Histoire. Les Saints Patrons de Casablanca: Lalla Taja, mère des orphelins (3/5)
Publié lePharmacienne de profession, passionnée d’histoire et guide bénévole aux Journées du Patrimoine de Casablanca depuis sept ans, Chama Khalil nous fait découvrir sa ville natale à travers ses histoires et ses légendes. Focus cette semaine sur les saints patrons de la ville blanche et des mythes qui les entourent. Troisième épisode de la série, Lalla Taja, la mère des orphelins.
On ne fait que très rarement référence aux saintes femmes qui ont marqué l’histoire du Maroc. Elle en est pourtant très imprégnée.
En ces temps de grands débats « féministes » sur le droit des femmes à disposer de leur corps, il y a, dans l’Histoire moderne de Casablanca, dans son « matrimoine » culturel, le récit d’une femme, dont la générosité et le courage l’ont conduite à une fin bien tragique. Un épisode peu connu de bien des Casablancais(es) qui mérite pourtant d’être conté.
Histoire.
Casablanca, début du XIXe siècle. La ville blanche, récemment reconstruite, n’est encore qu’une petite bourgade, emprisonnée derrière ses murailles protectrices. Courtisée par les différentes puissances coloniales qui y installent tour à tour leur consulat, rien ne prédit encore l’incroyable essor que connaitra la ville.
Si pour beaucoup de nostalgiques, noyés dans les contrariétés contemporaines, adeptes du « c’était mieux avant », la situation de la femme marocaine de l’époque précoloniale n’est guère enviable. En effet, l’mra hachak, comme se complaisaient à dire certains, accablée par le poids d’un modèle social plésiomorphe, vit recluse dans son foyer, soumise à une hiérarchie sociale sexuée.
Une légende urbaine raconte, qu’à cette même époque, une femme du nom de Taja, vivait dans la médina de Casablanca. Elle consacra sa vie à des œuvres sociales, s’occupant des orphelins et des enfants abandonnés, et défendant veuves et femmes battues.
Séduit par son bon cœur et touché par son altruisme, l’un des secrétaires du consul belge lui offrit ses services et se mit à l’aider.
Étant elle-même orpheline, et ne s’étant jamais mariée, (comprenez donc «non soumise» à quelconque autorité masculine), les mauvaises langues lui prêtèrent une idylle avec ledit secrétaire.
La rumeur se propagea dans la médina et la calomnie lui valut mépris et médisance de la part des hommes.
Certains ne lui adressèrent plus la parole, d’autres l’harpaillèrent d’injures, d’autres enfin, plus rancuniers, la lapidèrent en pleine rue.
Les récits ne sont pas unanimes sur les circonstances de sa mort.
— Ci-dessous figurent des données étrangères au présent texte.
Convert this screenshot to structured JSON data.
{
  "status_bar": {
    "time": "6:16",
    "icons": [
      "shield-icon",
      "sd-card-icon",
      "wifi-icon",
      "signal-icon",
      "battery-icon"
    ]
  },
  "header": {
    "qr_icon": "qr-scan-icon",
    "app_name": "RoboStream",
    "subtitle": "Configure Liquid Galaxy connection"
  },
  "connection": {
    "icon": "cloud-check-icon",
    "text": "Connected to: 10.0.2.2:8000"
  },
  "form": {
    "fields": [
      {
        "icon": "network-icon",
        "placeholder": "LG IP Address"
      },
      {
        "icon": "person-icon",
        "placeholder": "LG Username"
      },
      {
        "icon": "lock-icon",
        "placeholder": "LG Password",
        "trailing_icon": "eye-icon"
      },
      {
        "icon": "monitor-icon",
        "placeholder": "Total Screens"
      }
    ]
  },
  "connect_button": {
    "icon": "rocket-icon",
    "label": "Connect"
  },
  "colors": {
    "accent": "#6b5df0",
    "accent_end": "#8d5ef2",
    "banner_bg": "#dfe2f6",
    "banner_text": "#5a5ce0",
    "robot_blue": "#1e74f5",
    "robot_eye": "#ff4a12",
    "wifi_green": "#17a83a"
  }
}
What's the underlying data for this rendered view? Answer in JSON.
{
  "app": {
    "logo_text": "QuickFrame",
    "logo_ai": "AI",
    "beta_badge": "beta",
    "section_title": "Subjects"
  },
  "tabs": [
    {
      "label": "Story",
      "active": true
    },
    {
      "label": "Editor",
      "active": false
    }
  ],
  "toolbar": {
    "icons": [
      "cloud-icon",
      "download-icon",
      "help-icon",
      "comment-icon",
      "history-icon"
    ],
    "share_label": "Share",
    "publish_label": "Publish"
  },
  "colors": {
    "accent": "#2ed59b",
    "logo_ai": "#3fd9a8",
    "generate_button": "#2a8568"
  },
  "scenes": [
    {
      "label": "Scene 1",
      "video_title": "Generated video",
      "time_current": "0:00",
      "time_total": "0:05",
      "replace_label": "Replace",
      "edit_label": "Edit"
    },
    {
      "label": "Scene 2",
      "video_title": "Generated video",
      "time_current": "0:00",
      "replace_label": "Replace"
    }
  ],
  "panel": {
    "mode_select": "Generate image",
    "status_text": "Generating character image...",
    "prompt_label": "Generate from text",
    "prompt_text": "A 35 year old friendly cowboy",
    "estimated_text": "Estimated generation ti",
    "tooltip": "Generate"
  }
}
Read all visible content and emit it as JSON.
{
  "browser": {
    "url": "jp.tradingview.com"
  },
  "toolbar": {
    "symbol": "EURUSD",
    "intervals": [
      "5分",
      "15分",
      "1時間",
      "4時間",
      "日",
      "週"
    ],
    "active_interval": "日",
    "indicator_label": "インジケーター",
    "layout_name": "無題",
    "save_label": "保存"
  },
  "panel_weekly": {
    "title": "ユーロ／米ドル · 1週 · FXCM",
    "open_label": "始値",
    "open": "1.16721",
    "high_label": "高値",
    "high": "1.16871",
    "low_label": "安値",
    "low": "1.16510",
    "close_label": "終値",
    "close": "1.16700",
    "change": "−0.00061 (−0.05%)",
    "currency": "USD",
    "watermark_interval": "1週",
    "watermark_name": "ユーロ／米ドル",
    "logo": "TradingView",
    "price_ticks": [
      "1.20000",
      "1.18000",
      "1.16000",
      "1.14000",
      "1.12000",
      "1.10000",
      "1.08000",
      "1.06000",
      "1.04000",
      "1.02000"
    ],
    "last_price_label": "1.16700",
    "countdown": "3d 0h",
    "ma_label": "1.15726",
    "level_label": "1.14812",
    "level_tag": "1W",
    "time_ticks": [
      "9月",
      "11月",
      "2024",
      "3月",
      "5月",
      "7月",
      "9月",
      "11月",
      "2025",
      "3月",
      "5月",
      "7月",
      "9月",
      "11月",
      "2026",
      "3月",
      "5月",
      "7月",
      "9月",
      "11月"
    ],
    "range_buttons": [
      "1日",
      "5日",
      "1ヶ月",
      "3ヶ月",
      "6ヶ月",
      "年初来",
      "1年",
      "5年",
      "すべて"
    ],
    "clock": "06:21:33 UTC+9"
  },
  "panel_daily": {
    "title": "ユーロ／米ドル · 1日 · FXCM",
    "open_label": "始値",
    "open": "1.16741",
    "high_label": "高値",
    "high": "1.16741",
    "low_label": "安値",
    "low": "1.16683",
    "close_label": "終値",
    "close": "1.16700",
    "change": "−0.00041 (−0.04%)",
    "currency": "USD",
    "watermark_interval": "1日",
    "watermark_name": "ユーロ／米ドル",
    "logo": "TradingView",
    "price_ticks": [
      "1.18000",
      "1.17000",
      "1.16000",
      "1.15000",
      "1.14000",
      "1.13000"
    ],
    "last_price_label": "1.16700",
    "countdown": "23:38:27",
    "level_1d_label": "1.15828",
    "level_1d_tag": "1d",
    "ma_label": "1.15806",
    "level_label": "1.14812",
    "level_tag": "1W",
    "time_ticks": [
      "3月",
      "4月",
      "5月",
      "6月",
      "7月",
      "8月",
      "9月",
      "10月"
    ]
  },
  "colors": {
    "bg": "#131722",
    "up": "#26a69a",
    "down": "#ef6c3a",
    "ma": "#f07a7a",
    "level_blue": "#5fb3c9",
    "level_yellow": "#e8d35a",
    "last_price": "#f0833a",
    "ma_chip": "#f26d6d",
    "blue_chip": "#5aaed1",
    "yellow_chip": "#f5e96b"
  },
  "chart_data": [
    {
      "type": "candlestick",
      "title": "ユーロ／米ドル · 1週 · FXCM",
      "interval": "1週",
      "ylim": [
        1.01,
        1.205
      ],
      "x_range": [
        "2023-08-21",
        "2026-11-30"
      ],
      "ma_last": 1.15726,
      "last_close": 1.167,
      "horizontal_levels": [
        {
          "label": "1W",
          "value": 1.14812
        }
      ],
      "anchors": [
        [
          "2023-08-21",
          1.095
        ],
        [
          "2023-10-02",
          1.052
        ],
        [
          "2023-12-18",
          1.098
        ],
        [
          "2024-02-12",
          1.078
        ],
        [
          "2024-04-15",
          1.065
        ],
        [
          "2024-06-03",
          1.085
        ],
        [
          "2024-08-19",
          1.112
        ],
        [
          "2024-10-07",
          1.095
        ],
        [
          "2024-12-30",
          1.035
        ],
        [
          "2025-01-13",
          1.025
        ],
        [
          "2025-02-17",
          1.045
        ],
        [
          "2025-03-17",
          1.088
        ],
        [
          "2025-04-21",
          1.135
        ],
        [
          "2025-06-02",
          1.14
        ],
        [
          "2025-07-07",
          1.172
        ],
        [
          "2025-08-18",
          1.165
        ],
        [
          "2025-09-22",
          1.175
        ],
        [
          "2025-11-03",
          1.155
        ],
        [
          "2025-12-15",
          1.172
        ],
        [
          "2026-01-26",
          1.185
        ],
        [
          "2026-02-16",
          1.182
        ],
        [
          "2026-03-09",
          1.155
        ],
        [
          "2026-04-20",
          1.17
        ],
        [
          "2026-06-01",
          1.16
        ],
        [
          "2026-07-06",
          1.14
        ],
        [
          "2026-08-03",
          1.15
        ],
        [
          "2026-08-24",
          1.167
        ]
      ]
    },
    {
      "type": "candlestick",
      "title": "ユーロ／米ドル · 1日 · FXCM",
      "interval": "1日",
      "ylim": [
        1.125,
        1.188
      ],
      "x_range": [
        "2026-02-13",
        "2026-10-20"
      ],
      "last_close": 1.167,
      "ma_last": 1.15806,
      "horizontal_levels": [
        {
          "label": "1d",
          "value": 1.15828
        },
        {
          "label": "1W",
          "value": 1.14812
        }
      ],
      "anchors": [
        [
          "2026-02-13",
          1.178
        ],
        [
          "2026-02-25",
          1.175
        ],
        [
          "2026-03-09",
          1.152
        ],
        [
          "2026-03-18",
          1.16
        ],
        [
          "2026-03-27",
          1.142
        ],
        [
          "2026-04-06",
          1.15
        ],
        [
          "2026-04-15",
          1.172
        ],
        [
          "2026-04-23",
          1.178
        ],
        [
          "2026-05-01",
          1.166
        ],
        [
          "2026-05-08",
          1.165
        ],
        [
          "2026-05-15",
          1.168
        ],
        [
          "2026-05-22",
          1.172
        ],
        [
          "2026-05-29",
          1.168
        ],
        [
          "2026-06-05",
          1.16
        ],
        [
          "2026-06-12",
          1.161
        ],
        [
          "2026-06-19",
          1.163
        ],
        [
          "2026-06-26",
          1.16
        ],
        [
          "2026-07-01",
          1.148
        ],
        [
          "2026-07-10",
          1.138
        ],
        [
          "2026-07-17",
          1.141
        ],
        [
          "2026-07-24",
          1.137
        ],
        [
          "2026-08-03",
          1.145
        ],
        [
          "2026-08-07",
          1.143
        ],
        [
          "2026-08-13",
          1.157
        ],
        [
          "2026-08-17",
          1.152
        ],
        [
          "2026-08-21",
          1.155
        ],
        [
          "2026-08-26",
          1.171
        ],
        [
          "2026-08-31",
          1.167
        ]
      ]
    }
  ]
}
Certains avancent qu’elle aurait immédiatement succombé à ses blessures. D’autres, surement plus chimériques, soutiennent qu’elle demanda asile au sein de la légion belge. Profondément affectée par l’incident, elle serait morte de chagrin dans les bras de son prétendu amant.
Un destin bien tragique et romanesque qui aurait pu inspirer un Monsieur Corneille ou un Sir Shakespeare.
Mais l’histoire ne s’arrête malheureusement pas là. À cause des rumeurs colportées, et victime du machisme et du patriarcat des mâles de la médina, Taja fut excommuniée, les hommes refusant de l’enterrer dans un cimetière musulman.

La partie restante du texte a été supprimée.